Empty boxes should be filled with digits from 1 to 9 (without replacement). Important detail: in the puzzle, ‘:’ represents division.

Source material:

Here’s a solution in R.

Load the ‘combinat’ library

library(combinat, quietly=T, warn.conflicts=F)
## Warning: package 'combinat' was built under R version 3.1.3

Computing…

Make a list of all permutations of 1:9.

cands <- permn(9)

Define a function to decide whether a particular permutation is a solution.

test_candidate <- function(c) {
  cand <- unlist(c)
  if (cand[1] + 13 * cand[2] / cand[3] + cand[4] + 12 * cand[5] - cand[6] - 11 + cand[7] * cand[8] / cand[9] - 10 == 66)
    return(TRUE)
  return(FALSE)
}

Make a logical vector; each element says whether its list element is a solution.

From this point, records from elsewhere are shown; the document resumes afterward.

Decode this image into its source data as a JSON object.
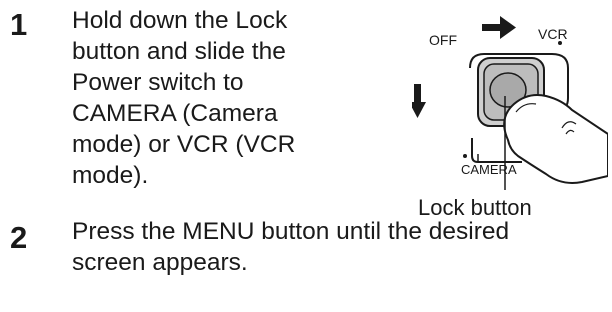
{
  "steps": [
    {
      "number": "1",
      "lines": [
        "Hold down the Lock",
        "button and slide the",
        "Power switch to",
        "CAMERA (Camera",
        "mode) or VCR (VCR",
        "mode)."
      ]
    },
    {
      "number": "2",
      "lines": [
        "Press the MENU button until the desired",
        "screen appears."
      ]
    }
  ],
  "illustration": {
    "label_off": "OFF",
    "label_vcr": "VCR",
    "label_camera": "CAMERA",
    "caption": "Lock button"
  }
}
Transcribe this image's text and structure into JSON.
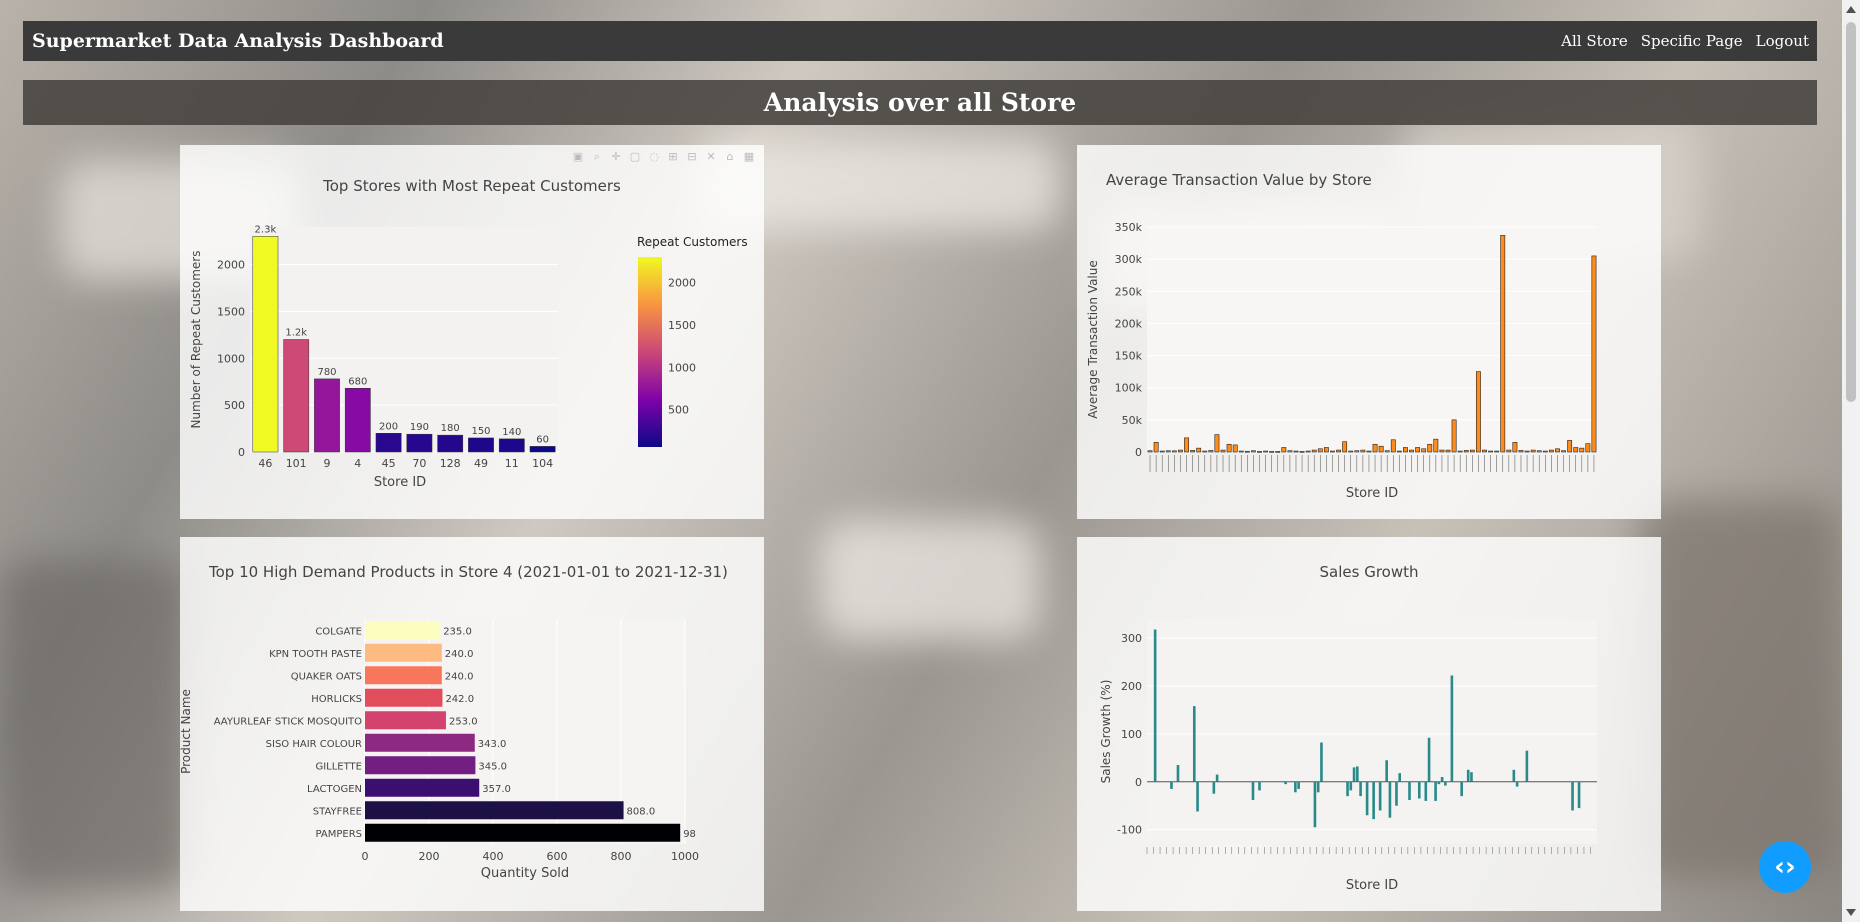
{
  "navbar": {
    "brand": "Supermarket Data Analysis Dashboard",
    "links": [
      "All Store",
      "Specific Page",
      "Logout"
    ]
  },
  "banner": {
    "title": "Analysis over all Store"
  },
  "colors": {
    "navbar": "#3a3a3a",
    "bar_orange": "#ff8c1a",
    "bar_teal": "#2a8a8a",
    "debug_button": "#119dff"
  },
  "icons": {
    "modebar": [
      "camera-icon",
      "zoom-icon",
      "pan-icon",
      "box-select-icon",
      "lasso-icon",
      "zoom-in-icon",
      "zoom-out-icon",
      "autoscale-icon",
      "reset-axes-icon",
      "plotly-logo-icon"
    ],
    "debug": "code-icon"
  },
  "chart_data": [
    {
      "type": "bar",
      "title": "Top Stores with Most Repeat Customers",
      "xlabel": "Store ID",
      "ylabel": "Number of Repeat Customers",
      "categories": [
        "46",
        "101",
        "9",
        "4",
        "45",
        "70",
        "128",
        "49",
        "11",
        "104"
      ],
      "values": [
        2300,
        1200,
        780,
        680,
        200,
        190,
        180,
        150,
        140,
        60
      ],
      "labels": [
        "2.3k",
        "1.2k",
        "780",
        "680",
        "200",
        "190",
        "180",
        "150",
        "140",
        "60"
      ],
      "ylim": [
        0,
        2400
      ],
      "yticks": [
        0,
        500,
        1000,
        1500,
        2000
      ],
      "colorbar": {
        "title": "Repeat Customers",
        "ticks": [
          500,
          1000,
          1500,
          2000
        ],
        "range": [
          60,
          2300
        ]
      }
    },
    {
      "type": "bar",
      "title": "Average Transaction Value by Store",
      "xlabel": "Store ID",
      "ylabel": "Average Transaction Value",
      "ylim": [
        0,
        350000
      ],
      "yticks": [
        0,
        50000,
        100000,
        150000,
        200000,
        250000,
        300000,
        350000
      ],
      "ytick_labels": [
        "0",
        "50k",
        "100k",
        "150k",
        "200k",
        "250k",
        "300k",
        "350k"
      ],
      "values": [
        2000,
        15000,
        1500,
        2000,
        1800,
        3000,
        22000,
        2500,
        6000,
        1500,
        2500,
        27000,
        3000,
        12000,
        11000,
        1500,
        1200,
        2000,
        1000,
        1500,
        1000,
        1000,
        7000,
        2000,
        1500,
        1000,
        1500,
        3000,
        5000,
        7000,
        1500,
        3000,
        16000,
        1500,
        2000,
        3000,
        1500,
        12000,
        9000,
        2000,
        19000,
        1500,
        7000,
        3000,
        7000,
        5000,
        12000,
        20000,
        3000,
        3000,
        50000,
        1500,
        2500,
        3000,
        125000,
        3000,
        1500,
        1500,
        337000,
        3000,
        15000,
        2500,
        1500,
        3000,
        2000,
        1500,
        3000,
        5000,
        2000,
        18000,
        7000,
        6000,
        13000,
        305000
      ]
    },
    {
      "type": "bar",
      "orientation": "horizontal",
      "title": "Top 10 High Demand Products in Store 4 (2021-01-01 to 2021-12-31)",
      "xlabel": "Quantity Sold",
      "ylabel": "Product Name",
      "categories": [
        "COLGATE",
        "KPN TOOTH PASTE",
        "QUAKER OATS",
        "HORLICKS",
        "AAYURLEAF STICK MOSQUITO",
        "SISO HAIR COLOUR",
        "GILLETTE",
        "LACTOGEN",
        "STAYFREE",
        "PAMPERS"
      ],
      "values": [
        235,
        240,
        240,
        242,
        253,
        343,
        345,
        357,
        808,
        985
      ],
      "labels": [
        "235.0",
        "240.0",
        "240.0",
        "242.0",
        "253.0",
        "343.0",
        "345.0",
        "357.0",
        "808.0",
        "98"
      ],
      "xlim": [
        0,
        1000
      ],
      "xticks": [
        0,
        200,
        400,
        600,
        800,
        1000
      ]
    },
    {
      "type": "bar",
      "title": "Sales Growth",
      "xlabel": "Store ID",
      "ylabel": "Sales Growth (%)",
      "ylim": [
        -130,
        340
      ],
      "yticks": [
        -100,
        0,
        100,
        200,
        300
      ],
      "values": [
        0,
        0,
        318,
        0,
        0,
        0,
        0,
        -15,
        0,
        35,
        0,
        0,
        0,
        0,
        158,
        -62,
        0,
        0,
        0,
        0,
        -25,
        15,
        0,
        0,
        0,
        0,
        0,
        0,
        0,
        0,
        0,
        0,
        -38,
        0,
        -18,
        0,
        0,
        0,
        0,
        0,
        0,
        0,
        -5,
        0,
        0,
        -22,
        -15,
        0,
        0,
        0,
        0,
        -95,
        -22,
        82,
        0,
        0,
        0,
        0,
        0,
        0,
        0,
        -30,
        -18,
        30,
        32,
        -30,
        0,
        -70,
        0,
        -78,
        0,
        -60,
        0,
        45,
        -75,
        0,
        -50,
        18,
        0,
        0,
        -38,
        0,
        0,
        -35,
        0,
        -40,
        92,
        0,
        -40,
        -5,
        10,
        -8,
        0,
        222,
        0,
        0,
        -30,
        0,
        25,
        20,
        0,
        0,
        0,
        0,
        0,
        0,
        0,
        0,
        0,
        0,
        0,
        0,
        25,
        -10,
        0,
        0,
        65,
        0,
        0,
        0,
        0,
        0,
        0,
        0,
        0,
        0,
        0,
        0,
        0,
        0,
        -60,
        0,
        -55,
        0,
        0,
        0,
        0,
        0
      ]
    }
  ]
}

solutions <- sapply(cands, test_candidate)

Looking at solutions…

How many solutions are there?

sum(solutions)
## [1] 128

Let’s have a look at a few solutions:

head(cands[solutions])
## [[1]]
## [1] 9 1 2 5 6 7 3 4 8
## 
## [[2]]
## [1] 7 9 6 1 5 2 3 4 8
## 
## [[3]]
## [1] 1 9 6 7 5 2 3 4 8
## 
## [[4]]
## [1] 1 5 2 3 4 8 7 9 6
## 
## [[5]]
## [1] 1 5 2 3 4 8 9 7 6
## 
## [[6]]
## [1] 5 1 2 9 6 7 3 4 8

How are the solutions distributed?

barplot(solutions, axes=F, ylab = "Solution?")
axis(side=2, at=c(0, 1), labels=c("no", "yes"))

I don’t see a pattern, but the order in which permn delivers its results might be hiding something obvious.